The first Family Learning Weekend, organised by the Campaign for Learning, features about 1,000 events, ranging from a lyrics trail around Liverpool's musical landmarks to Tudor cookery in Sussex and a local history extravaganza in Bristol.
The occasion, supported by the Department for Education and Employment, Microsoft, the Discovery Channel and The TES, aims to create an appetite for learning among all age groups, and follows last year's successful Family Learning Day.
It begins with today's nationwide Take Your Family to School Day. While many schools and colleges will be opening their doors to relatives over the weekend, museums, galleries, libraries and shopping centres are also organising educational and entertaining events.
Bill Lucas, chief executive of the Campaign for Learning, said that, although the emphasis was on making learning fun, the serious point behind the weekend's events was that families have an important part to play in raising children's educational achievements and realising the learning society.
According to the Campaign for Learning, families are the first and most natural teachers, playing a crucial part in our early development - especially during the first 10 years of life when children learn fastest yet spend only 15 per cent of their time at school.
"If we are going to meet the lifelong learning agenda then we have to make learning more normal - that's the message of the Family Learning Weekend," Bill Lucas said.
"We don't value enough the informal learning that we do.
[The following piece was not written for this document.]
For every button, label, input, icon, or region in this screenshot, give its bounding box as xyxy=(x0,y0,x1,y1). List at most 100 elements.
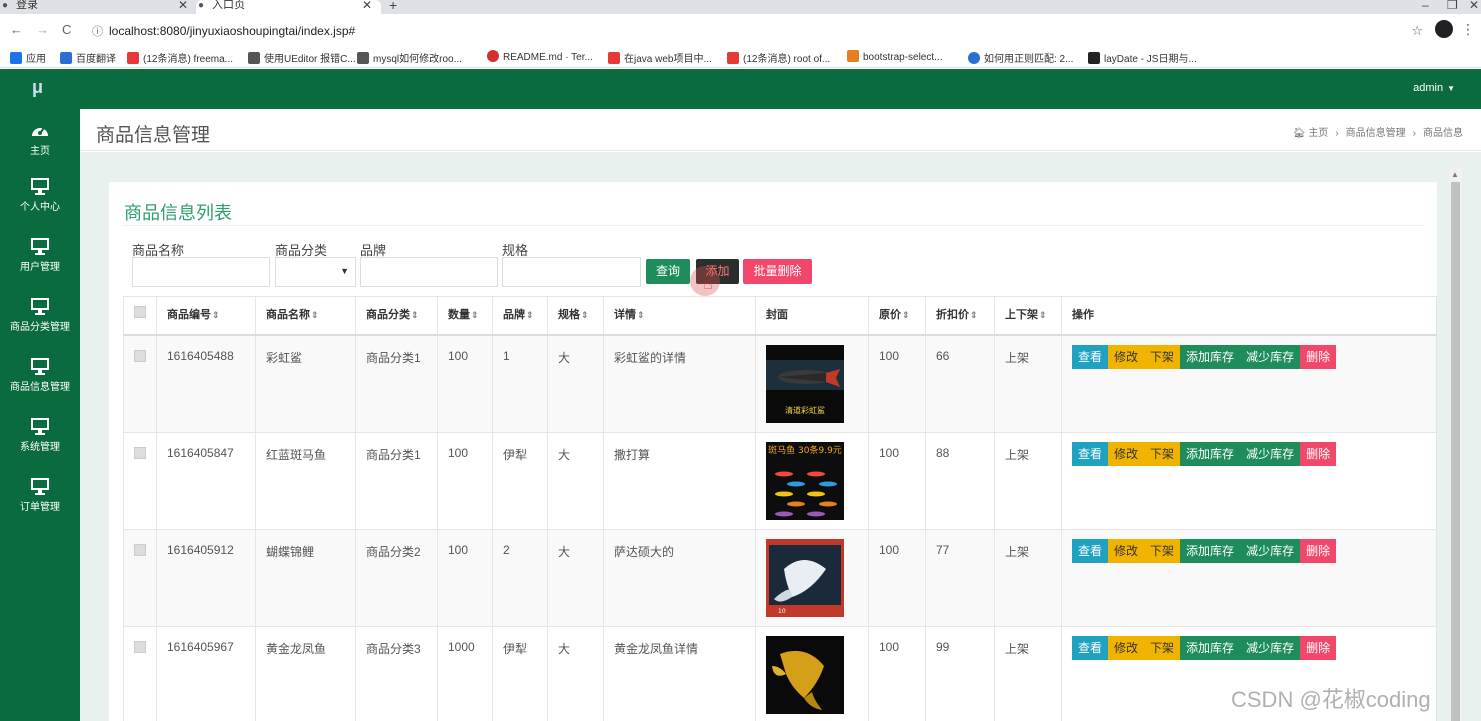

Going on a walk and chatting about a building or wondering how long it has been there, watching something on television or reading something in the newspaper and talking about it - a lot of it is in conversational activity.
"We need kids supporting parents, parents supporting kids and kids working with their grandparents. There are a lot of things that families can do together - learning connects with our own personal development and happiness and makes for much more functional and happy families," he said.